Joint failure: gaps opening between frames and masonry, or between adjacent sections of timber, particularly in cill and threshold areas. Even small gaps allow significant water ingress and should be sealed with a flexible paintable sealant (Geocel Trade Mate or similar) before repainting.
Colour bleaching or chalking: the paint may still be intact but has lost its depth and begun to chalk on the surface. This indicates the paint system is approaching the end of its effective life, and full repainting should be planned.
Touch-Up vs. Full Strip and Repaint
This is the key decision that annual inspection allows you to make correctly rather than by default.

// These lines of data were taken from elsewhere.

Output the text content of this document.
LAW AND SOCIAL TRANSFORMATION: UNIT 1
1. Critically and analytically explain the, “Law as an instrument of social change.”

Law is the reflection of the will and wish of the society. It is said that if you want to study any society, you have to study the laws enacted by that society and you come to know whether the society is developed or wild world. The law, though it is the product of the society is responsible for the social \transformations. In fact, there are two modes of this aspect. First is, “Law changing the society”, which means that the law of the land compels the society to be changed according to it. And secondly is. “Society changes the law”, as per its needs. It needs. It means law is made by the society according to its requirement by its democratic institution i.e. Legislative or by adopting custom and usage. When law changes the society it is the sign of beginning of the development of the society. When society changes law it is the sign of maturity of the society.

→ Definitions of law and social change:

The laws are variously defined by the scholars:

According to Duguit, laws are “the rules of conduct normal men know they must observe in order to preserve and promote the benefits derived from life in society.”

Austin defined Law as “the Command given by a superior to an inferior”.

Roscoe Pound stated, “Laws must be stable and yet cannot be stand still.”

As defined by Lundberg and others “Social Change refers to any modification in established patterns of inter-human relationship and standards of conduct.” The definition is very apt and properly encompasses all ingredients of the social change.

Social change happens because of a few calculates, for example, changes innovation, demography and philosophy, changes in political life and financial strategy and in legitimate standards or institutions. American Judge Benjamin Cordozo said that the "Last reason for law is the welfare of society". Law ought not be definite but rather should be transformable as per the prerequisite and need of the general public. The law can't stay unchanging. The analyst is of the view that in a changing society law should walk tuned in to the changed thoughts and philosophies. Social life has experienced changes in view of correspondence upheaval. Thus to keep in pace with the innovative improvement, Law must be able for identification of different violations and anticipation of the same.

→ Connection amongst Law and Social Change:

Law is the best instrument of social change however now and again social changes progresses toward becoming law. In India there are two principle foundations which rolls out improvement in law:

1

Touch-up is appropriate when:
- Paint failure is localised to specific areas (typically edges and end grain) covering less than 20–30% of the element
- The bulk of the paint film is still well adhered, with no widespread checking or delamination
- The wood beneath any lifted paint is sound — firm and dry, not soft or discoloured
- The overall colour and gloss level is still broadly acceptable
Touch-up procedure: remove all loose paint to the edge of firm adhesion, feather the edge with medium-grit abrasive, prime any bare wood with an oil-based primer (Zinsser Cover Stain or Bedec Multi Purpose Primer), and apply one or two topcoats to the affected area in the same product as the existing finish.
Full strip and repaint is required when:
- Paint failure is widespread — affecting more than 30% of the element, or with general delamination across large areas
- The existing paint has built up to excessive thickness over many cycles of overpainting, causing loss of detail at mouldings and preventing adequate adhesion
- There is any softness, discolouration, or spongy feel in the wood — this indicates rot, which must be cut out and treated before repainting
- The previous owner used an incompatible paint type that cannot be effectively overcoated
Building a Maintenance Programme
For a typical London period townhouse, a well-run exterior woodwork maintenance programme looks like this:
Annually (April/May): full inspection as described above. Carry out all touch-up work identified. Seal any open joints. Note condition of all elements and flag anything that will require full repainting in the next one to two years.
Every five to eight years: full repaint of all exterior woodwork. Strip any elements where build-up or failure requires it; sand and spot-prime others. Apply two full topcoats to all elements.
After any storm or severe weather event: spot check of elements most exposed to the prevailing wind — typically west-facing bays, parapet-level elements, and any projecting sills or cills. Address any storm damage promptly.
The cost of the annual programme is typically recovered many times over in extended intervals between full repaints and in the avoidance of rot remediation work.
Products That Last
For exterior woodwork in London's climate, oil-based gloss or a premium water-based alternative remains the most durable option. Dulux Trade Satinwood or Gloss, Johnstone's Joncryl, and Little Greene Intelligent Gloss all perform well. For a harder, more durable finish, a two-pack polyurethane paint or a factory-applied microporous woodstain system can be appropriate for specific elements.
The key is consistency — use the same product family across the maintenance programme. Mixing oil-based and water-based products on the same substrate, or applying over a previous unknown coating without testing compatibility, is a reliable route to adhesion failure.